How Land Degradation Puts Billions at Risk and What We Can Do to Reverse the Process

How Land Degradation Puts Billions at Risk and What We Can Do to Reverse the Process

Human ingenuity and technology have impacted the planet in detrimental ways.

What humans have accomplished in the short time we’ve inhabited this planet has been nothing but amazing. We’ve gone from being nomadic groups to huge civilizations to a global community. We have technology to thank for this advancement and the ability to make life easier.

However, during our evolution and technological advancement, we’ve also had some negative impacts on the planet. In our desire for readily available food, water and energy, we’ve caused land degradation, which will have major impacts on the planet and the future.

What is Land Degradation?

Environmental Management Agency defines ‘land degradation’ as:

Land degradation is any change in the condition of the land which reduces its productive potential. It is the deterioration in the quality of land, its topsoil, vegetation, and/or water resources, caused usually by excessive or inappropriate exploitation.”

There isn’t one cause of land degradation, but a variety of different impacts that occur throughout time and around the world. The largest cause of land degradation is agriculture, with both crops and livestock taking their toll on the land. Other factors that contribute negative impacts to the earth include soil pollution, loss of wetlands and the introduction of new species into an environment — whether intentional or not.
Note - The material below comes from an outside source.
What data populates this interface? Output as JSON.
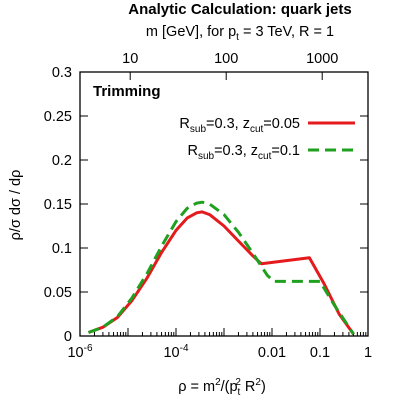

Agriculture is one of the leading causes of land degradation

The results of these issues on the land and the environment include loss of soil fertility, soil erosion, changes in the soil structure, plant cover being lost and water loss that leads to an area becoming a desert (‘desertification’), among other issues. These impacts aren’t only a problem for the land, they affect the creatures living on it, including humans.

Impacts of Land Degradation

Without the ability to grow food or access fresh water, humanity will fade away and die. We depend on the land for our survival, and so do a lot of other animals that live on this planet. The more land we destroy, the more species that die in the process – and not to sound like an alarmist, but we may be one of them.

“No doubt, humans will do a lot of damage before we ultimately destroy ourselves. But life will continue without humans. New forms of intelligence will emerge long after this human experiment is over.” - Zeena Schreck, Beatdom #11:… Click To Tweet

It’s not only agriculture that affects the land. The human population increases year after year, and we need places to live and work. With only a finite amount of space, we expand our cities so that we have enough space to survive. In the process, we displace native inhabitants and bring garbage and non-native species with us, which can lead to the death and destruction of biodiversity.

Population increase and urban sprawl are other leading causes of land degradation

But moving into new areas or clearing forests and wetland for pastures or agricultural fields isn’t the only impact we have on the land. Our need and desire for energy have led to land being stripped so we can mine the biofuels. The use of pesticides and herbicides has contaminated the water and soil, and cutting down forests has stripped the planet of a natural way to absorb CO2 in the atmosphere.

Related Post: Why Our Rainforests Are Dying and What You Can Do About It

Billions of people will be affected by Land Degradation

It doesn’t matter how developed our society is or how different we are from developing nations and countries, land degradation has and will continue to affect everyone on the planet. Those who live in the developing nations will feel the effects first, which will lead to mass migrations to other places in the world where resources aren’t so scarce.

As populations become denser, violence will increase. When resources become less available, fighting among the population will increase — around the globe. Everyone will be affected by a shortage of food and potable water. If there isn’t enough land to grow the food we need to survive we will have to decide who is worthy of the scant supplies, and that won’t turn out good for anyone.

The ultimate test of man's conscience may be his willingness to sacrifice something today for future generations whose words of thanks will not be heard. —Gaylord Nelson, founder of Earth Day Click To Tweet

Reversing the process

With the amount of damage done to the planet, it isn’t all doom and gloom. There are ways to reverse the effects of land degradation, and the sooner we implement a plan, the easier it will be to change the planet for the better. We can reverse a lot of the damage we’ve done through restoration and reclamation of land, using erosion-prevention reseeding techniques, refilling wetlands and urban planning.

How Land Degradation Puts Billions at Risk & What We Can to Reverse the Process

Other ways to reverse land degradation include protecting the soils so that nutrients aren’t stripped out of the ground, reclaiming the land after mining activities, reducing pollution in wetlands and restoring wetlands, even if that means constructing new wetland sites.

For the plan to work, it will take everyone working together for the greater good. It will require everyone on earth recognizing that there is an issue and doing their part to correct the problem. Earth is the only home we have, and if we destroy it, we destroy ourselves. Humans have the capacity for great things, and we should use that capacity to improve the planet for ourselves and the other inhabitants that don’t have much of a say in what happens to this world. It’s the least we can do to ensure our survival and the survival of the planet.